Già , la questione settentrionale, l’uovo di Colombo della politica italiana. L’averla soltanto messa in scena, col sottofondo del “Va’ pensiero”, senza combinare nulla di concreto, ha garantito alla Lega vent’anni di successi elettorali. «Gira e rigira le cifre son quelle» dice il sindaco Piero Fassino: «Settanta per cento del Pil e del prelievo fiscale, ottanta per cento d’investimenti dall’estero e di esportazioni, il doppio degli immigrati rispetto al resto d’Italia. Bisogna essere ciechi per non vedere». Ma cieca, sorda e muta è stata la sinistra rispetto alla questione settentrionale in tutti questi anni. La ragione provo a chiederle alle teste più lucide del riformismo italiano, le meno ascoltate. Massimo Cacciari l’aveva detto, come sempre, ma stavolta è difficile non dargli ragione. «Se avessimo fatto l’Ulivo del Nord, a suo tempo, oggi avremmo praterie da percorrere. Non si è voluto, non si è capito, non si è fatto. Ora c’è un anno di tempo per mettere in campo una vera proposta riformista, bloccare Sergio Chiamparino sulla soglia dell’istituto San Paolo e affidargli il progetto».
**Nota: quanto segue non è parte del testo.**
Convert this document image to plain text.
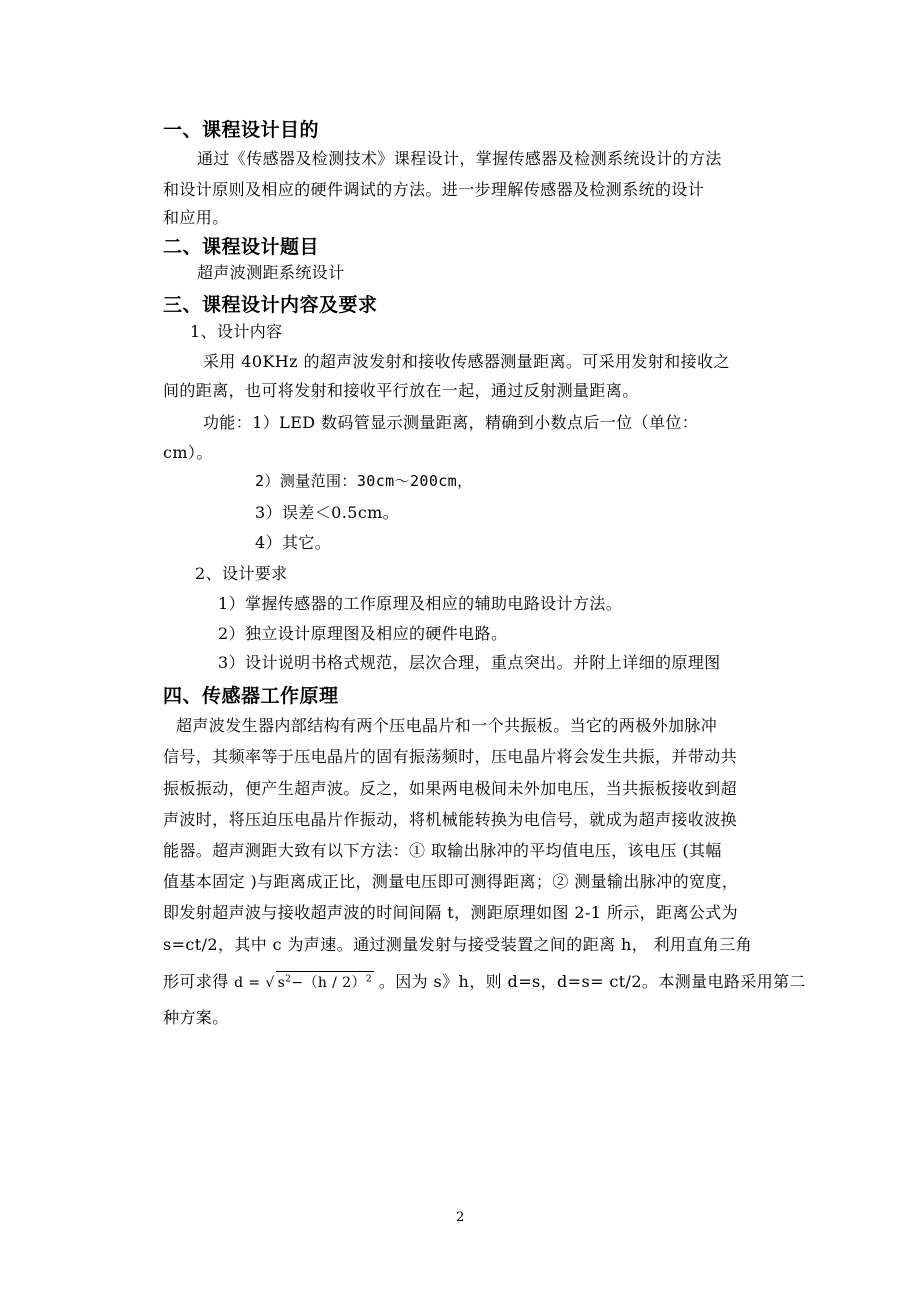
一、课程设计目的
通过《传感器及检测技术》课程设计，掌握传感器及检测系统设计的方法
和设计原则及相应的硬件调试的方法。进一步理解传感器及检测系统的设计
和应用。
二、课程设计题目
超声波测距系统设计
三、课程设计内容及要求
1、设计内容
采用 40KHz 的超声波发射和接收传感器测量距离。可采用发射和接收之
间的距离，也可将发射和接收平行放在一起，通过反射测量距离。
功能：1）LED 数码管显示测量距离，精确到小数点后一位（单位：
cm）。
2）测量范围：30cm～200cm，
3）误差＜0.5cm。
4）其它。
2、设计要求
1）掌握传感器的工作原理及相应的辅助电路设计方法。
2）独立设计原理图及相应的硬件电路。
3）设计说明书格式规范，层次合理，重点突出。并附上详细的原理图
四、传感器工作原理
超声波发生器内部结构有两个压电晶片和一个共振板。当它的两极外加脉冲
信号，其频率等于压电晶片的固有振荡频时，压电晶片将会发生共振，并带动共
振板振动，便产生超声波。反之，如果两电极间未外加电压，当共振板接收到超
声波时，将压迫压电晶片作振动，将机械能转换为电信号，就成为超声接收波换
能器。超声测距大致有以下方法：① 取输出脉冲的平均值电压，该电压 (其幅
值基本固定 )与距离成正比，测量电压即可测得距离；② 测量输出脉冲的宽度，
即发射超声波与接收超声波的时间间隔 t，测距原理如图 2-1 所示，距离公式为
s=ct/2，其中 c 为声速。通过测量发射与接受装置之间的距离 h， 利用直角三角
形可求得 d = √ $s^2-(h / 2)^2$ 。因为 s》h，则 d=s，d=s= ct/2。本测量电路采用第二
种方案。
2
Sergio Chiamparino si trova fisicamente sulla soglia dell’istituto San Paolo, in procinto di diventare presidente della fondazione. A proposito, com’è passare da comunista a banchiere? «Quale banchiere? Andrei semmai a dirigere una delle più grandi onlus d’Europa». Ma se le offrissero davvero di riprendere il progetto del centrosinistra del Nord rinuncerebbe? Chiamparino sorride: «Tanto non accadrà . Quel treno la sinistra non vuole proprio prenderlo, e dire che continua a passare. Anche ora ci sarebbe l’occasione storica di separare la questione settentrionale dalle vicende della Lega, che bene o male, molto più nel male, l’ha rappresentata finora. Ma non vedo i segnali di una svolta. E’ un peccato, anzi una tragedia. Il Nord rimane un laboratorio formidabile di riformismo sociale, ma non politico. Se si prende il treno da Torino a Trieste, i vecchi treni, non l’alta velocità , e ci si ferma a ogni tappa, si viene a contatto con una società meravigliosamente vitale. Esperienze straordinarie di gestione aziendale, di cogestione si direbbe in sindacalese, fra lavoratori e industriali, che se applicate su vasta scale farebbero impallidire il famoso modello tedesco. Altro che il vecchio conflitto in scena fra Fiom e Marchionne! E’ questa la parte internazionalizzata della nostra economia, il futuro del Paese. La questione di fondo oggi è la stessa di vent’anni fa, chi si prende la rappresentanza di questi problemi, è destinato a vincere e a governare fino al 2030».